The GOLD staging system may be insensitive in early stages 12.
Several distinct clinical phenotypes have been described 4,6,8:
- emphysema predominant
- airways predominant
- small airways predominant
- large airways predominant
Findings of chronic bronchitis on chest radiography are nonspecific and include increased bronchovascular markings and cardiomegaly. Emphysema manifests as lung hyperinflation with flattened hemidiaphragms, a small heart, and possible bullous changes. On the lateral radiograph, a "barrel chest" with widened anterior-posterior diameter may be visualized. The "saber-sheath trachea" sign refers to marked coronal narrowing of the intrathoracic trachea (frontal view) with concomitant sagittal widening (lateral view).
Findings of COPD may be seen in a variety of CT studies, e.g. contrast-enhanced CT, CTPA, staging CT chest, HRCT.
In chronic bronchitis, bronchial wall thickening may be seen in addition to enlarged vessels. Repeated inflammation can lead to scarring with bronchovascular irregularity and fibrosis.
Emphysema is diagnosed by alveolar septal destruction and airspace enlargement, which may occur in a variety of distributions. Centrilobular emphysema is predominantly seen in the upper lobes with panlobular emphysema predominating in the lower lobes. Paraseptal emphysema tends to occur near lung fissures and pleura. Formation of giant bullae may lead to compression of mediastinal structures, while rupture of pleural blebs may produce spontaneous pneumothorax/pneumomediastinum.
Treatment and prognosis
There is currently no cure for COPD, but it is highly preventable and treatable.

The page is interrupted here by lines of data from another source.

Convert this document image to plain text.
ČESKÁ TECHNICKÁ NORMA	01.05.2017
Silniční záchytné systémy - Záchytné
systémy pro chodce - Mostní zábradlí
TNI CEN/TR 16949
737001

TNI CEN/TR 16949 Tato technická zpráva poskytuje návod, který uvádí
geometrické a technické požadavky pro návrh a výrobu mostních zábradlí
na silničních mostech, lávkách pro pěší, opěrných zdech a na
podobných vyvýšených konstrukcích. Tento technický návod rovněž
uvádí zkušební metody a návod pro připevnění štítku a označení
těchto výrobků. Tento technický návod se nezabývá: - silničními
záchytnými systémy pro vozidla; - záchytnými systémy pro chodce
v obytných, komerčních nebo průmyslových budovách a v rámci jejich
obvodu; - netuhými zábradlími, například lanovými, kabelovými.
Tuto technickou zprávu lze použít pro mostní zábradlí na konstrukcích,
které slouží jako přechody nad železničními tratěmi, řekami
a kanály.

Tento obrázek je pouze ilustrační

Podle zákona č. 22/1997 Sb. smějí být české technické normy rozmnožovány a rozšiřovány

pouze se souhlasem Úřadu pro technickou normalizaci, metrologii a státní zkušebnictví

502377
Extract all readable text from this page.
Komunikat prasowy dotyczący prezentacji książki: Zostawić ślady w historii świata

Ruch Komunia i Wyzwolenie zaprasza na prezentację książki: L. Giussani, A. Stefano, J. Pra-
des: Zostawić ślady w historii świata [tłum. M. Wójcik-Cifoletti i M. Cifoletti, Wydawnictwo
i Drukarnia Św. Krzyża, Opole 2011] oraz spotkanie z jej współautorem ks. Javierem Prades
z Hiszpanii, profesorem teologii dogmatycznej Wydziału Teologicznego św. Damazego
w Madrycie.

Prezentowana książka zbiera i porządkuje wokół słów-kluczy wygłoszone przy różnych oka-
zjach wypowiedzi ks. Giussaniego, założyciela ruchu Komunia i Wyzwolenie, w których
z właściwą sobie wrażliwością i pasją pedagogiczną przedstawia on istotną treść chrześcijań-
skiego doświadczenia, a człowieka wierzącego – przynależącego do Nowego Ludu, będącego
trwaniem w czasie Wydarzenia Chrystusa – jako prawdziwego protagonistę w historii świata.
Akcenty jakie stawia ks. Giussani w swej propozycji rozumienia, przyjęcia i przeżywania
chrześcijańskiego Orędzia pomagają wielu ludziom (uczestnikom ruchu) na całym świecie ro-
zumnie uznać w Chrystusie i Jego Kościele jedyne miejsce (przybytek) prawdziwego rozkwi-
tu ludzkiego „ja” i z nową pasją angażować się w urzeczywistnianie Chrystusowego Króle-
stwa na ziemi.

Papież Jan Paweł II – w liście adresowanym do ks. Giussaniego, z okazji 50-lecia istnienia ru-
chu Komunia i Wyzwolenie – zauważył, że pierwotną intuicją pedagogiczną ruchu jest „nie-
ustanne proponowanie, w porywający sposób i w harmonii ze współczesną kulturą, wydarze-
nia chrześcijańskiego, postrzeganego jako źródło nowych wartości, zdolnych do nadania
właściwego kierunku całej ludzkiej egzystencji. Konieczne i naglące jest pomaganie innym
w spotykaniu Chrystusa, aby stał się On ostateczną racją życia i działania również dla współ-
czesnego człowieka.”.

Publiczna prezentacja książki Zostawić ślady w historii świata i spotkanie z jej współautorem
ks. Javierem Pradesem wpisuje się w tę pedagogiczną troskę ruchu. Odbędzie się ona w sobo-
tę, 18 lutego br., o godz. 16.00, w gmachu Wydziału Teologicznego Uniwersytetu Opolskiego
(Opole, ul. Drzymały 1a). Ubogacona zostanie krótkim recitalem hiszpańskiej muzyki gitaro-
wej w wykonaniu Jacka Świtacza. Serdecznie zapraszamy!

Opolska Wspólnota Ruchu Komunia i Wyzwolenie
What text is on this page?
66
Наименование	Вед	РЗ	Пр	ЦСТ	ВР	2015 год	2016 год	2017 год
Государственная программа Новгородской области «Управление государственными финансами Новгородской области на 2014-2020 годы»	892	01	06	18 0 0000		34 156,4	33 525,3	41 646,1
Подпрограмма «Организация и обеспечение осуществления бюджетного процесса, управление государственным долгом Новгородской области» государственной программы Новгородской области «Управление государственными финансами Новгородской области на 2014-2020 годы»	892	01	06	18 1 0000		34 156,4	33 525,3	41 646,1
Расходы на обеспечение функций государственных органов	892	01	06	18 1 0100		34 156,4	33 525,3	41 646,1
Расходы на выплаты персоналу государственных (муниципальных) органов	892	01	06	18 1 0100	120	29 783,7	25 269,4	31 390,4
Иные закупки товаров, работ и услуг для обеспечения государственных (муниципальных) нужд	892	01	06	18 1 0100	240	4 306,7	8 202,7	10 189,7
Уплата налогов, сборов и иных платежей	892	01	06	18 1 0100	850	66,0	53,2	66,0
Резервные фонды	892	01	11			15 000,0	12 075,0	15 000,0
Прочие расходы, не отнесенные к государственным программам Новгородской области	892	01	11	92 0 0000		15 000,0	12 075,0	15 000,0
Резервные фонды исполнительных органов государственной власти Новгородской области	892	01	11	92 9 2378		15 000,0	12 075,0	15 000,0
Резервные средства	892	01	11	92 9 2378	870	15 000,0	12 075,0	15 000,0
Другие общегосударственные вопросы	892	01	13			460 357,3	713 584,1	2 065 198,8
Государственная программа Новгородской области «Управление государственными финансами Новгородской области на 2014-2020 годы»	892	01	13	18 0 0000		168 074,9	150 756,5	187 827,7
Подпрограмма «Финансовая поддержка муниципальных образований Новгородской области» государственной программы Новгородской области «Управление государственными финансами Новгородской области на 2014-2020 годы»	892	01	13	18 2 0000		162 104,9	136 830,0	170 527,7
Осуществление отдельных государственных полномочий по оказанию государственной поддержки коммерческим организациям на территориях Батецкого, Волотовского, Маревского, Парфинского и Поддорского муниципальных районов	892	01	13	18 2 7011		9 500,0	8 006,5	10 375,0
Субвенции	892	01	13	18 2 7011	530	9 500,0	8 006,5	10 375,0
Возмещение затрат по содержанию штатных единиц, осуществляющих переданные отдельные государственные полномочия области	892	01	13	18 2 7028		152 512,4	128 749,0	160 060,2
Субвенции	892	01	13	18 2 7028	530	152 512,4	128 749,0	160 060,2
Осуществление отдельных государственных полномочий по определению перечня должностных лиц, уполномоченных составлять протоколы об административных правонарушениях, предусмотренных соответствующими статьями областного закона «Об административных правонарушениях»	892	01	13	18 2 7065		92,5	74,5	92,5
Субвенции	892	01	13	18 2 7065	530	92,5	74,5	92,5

Risk factor reduction via smoking cessation, occupational health, and air pollution reduction should be instituted.
Management of stable COPD involves the use of bronchodilators, corticosteroids, and other medications (methylxanthines, leukotriene receptor antagonists), as well as supplemental oxygen and pulmonary rehabilitation. Acute exacerbations are treated with high-dose steroids, short-acting bronchodilators, and antibiotics if indicated.
Long-acting β2-agonist (LABA) and long-acting muscarinic antagonist (LAMA) combination therapies are currently considered the most effective strategy 15.